Series are, of course, what so many crime readers love and what so many Scandi-Noir authors are known for doing so successfully – Harry Hole, Wallander, Beck, Sara Lund etc, etc. Helsinki it seems is no different. American author James Thompson started his writing career in Finland, where he has lived for more than fifteen years. We meet his creation Inspector Kari Vaara first in Snow Angels (2010) with dead Somali immigrants turning up in Lapland—hate crime, sex crime, revenge crime? Whichever, it is a racially charged murder the Helsinki media will eat up. Varra—tough childhood, failed marriage, moody in typical Scandi-style—returns in Helsinki White (2012) encountering black-ops units targeting high-end criminals, the rise of a shadowy extreme right-wing political party, the assassination of a leading immigrant rights campaigner, and Vaara, post-brain op, absorbing it all. Helsinki Blood (2013) sees Vaara back once again on the hunt for a missing Latvian kid with learning disabilities and uncovering brutal people trafficking networks operating in Finland.

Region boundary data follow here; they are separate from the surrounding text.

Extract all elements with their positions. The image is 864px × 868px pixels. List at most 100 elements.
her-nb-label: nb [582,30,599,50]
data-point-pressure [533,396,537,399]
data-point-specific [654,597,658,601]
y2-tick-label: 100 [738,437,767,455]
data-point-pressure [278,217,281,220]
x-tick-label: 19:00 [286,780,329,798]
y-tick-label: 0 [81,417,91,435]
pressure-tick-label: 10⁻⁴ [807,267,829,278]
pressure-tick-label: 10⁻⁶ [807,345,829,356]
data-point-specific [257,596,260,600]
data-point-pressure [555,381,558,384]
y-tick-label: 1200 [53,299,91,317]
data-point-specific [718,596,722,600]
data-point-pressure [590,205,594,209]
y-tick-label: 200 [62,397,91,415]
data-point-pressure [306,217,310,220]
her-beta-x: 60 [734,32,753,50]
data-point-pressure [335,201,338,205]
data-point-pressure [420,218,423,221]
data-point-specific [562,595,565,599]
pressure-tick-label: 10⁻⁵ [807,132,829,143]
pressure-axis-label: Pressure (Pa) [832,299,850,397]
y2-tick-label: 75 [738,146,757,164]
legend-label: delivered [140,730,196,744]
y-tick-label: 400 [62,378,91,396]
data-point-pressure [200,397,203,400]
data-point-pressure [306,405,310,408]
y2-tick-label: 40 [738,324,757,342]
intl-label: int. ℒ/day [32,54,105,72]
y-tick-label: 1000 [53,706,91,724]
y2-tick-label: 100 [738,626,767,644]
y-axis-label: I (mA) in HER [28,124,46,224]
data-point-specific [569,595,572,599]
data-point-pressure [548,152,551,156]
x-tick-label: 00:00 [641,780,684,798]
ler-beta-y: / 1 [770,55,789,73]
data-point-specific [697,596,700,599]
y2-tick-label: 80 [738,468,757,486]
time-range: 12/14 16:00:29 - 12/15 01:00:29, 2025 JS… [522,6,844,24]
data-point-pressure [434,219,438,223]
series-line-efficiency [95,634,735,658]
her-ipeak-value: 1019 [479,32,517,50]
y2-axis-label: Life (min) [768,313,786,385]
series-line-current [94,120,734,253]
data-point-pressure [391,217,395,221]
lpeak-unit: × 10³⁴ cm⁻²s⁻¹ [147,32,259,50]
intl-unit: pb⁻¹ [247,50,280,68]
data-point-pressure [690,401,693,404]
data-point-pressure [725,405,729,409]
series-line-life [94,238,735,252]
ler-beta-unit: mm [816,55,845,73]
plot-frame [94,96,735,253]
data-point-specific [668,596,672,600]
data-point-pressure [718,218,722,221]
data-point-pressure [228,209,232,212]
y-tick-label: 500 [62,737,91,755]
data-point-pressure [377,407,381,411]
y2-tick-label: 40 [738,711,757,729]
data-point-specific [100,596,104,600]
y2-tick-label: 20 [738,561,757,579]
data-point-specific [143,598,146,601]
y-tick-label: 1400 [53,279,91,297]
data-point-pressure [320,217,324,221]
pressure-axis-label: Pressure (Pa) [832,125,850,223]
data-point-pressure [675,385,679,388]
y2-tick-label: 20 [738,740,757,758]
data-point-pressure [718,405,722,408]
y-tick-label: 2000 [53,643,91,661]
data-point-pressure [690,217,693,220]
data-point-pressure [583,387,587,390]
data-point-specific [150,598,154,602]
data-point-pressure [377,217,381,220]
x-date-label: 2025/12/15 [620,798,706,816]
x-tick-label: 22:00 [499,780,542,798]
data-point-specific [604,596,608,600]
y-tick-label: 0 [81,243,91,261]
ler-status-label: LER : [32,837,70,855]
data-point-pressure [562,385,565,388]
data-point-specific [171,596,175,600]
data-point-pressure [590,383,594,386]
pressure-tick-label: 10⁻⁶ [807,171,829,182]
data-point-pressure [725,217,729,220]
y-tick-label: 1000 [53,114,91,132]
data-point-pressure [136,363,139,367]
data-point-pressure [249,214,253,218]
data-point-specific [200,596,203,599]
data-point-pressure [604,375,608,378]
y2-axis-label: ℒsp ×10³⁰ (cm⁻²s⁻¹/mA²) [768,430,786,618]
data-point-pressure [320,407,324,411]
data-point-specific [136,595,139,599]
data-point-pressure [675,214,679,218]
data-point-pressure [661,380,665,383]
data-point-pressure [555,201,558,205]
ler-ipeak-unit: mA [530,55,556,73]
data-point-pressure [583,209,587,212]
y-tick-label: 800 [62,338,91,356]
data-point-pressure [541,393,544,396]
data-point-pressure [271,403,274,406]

And finally…Leena Lehtolainen, a prolific Helsinki crime writer and author of the Maria Kallio series that she started writing back in the early 1990s. Every one of the Kallio books has hit the Finnish book charts top ten. The series starts, appropriately enough, with My First Murder (1993). Argumentative, take-no-prisoners law student Maria Kallio is recruited for a temporary position with the Helsinki Police Department. A dead playboy, a bunch of rich kids who don’t think the law applies to them, and an investigation among Helsinki’s super-rich follows.
In English, Lehtolainen’s Maria Kallio series now comprises ten books. By book eight, Below the Surface (2017) Kallio has risen to become Commander of the Violent Crimes Unit. The most recent book, Derailed (2018) sees Kallio behind a desk although life doesn’t slow down for long as a murder leads to the uncovering of sports doping scandals, money-laundering schemes, domestic abuse, and death threats.
Most of the Helsinki crime writers stand in the now long-established traditions of Scandi-Noir—broody detectives, procedurals, loners. Some, like Antti Tuomainen, include Helsinki itself as a character—its quirks, specificities, what makes Helsinki different from, say, Copenhagen or Stockholm. Scandi-Noir often tends to get lumped together—it’s all sort of “up there,” dark, brooding, slow burn with similar themes. But Helsinki is a little different—perhaps it’s the country’s proximity to Russia, it’s knife-edge place in the old Cold War, that makes it so. Whatever…what is certain is that Helsinki, and Finnish, crime writing is worth the effort and deserves a serious place in the Scandi-Noir canon.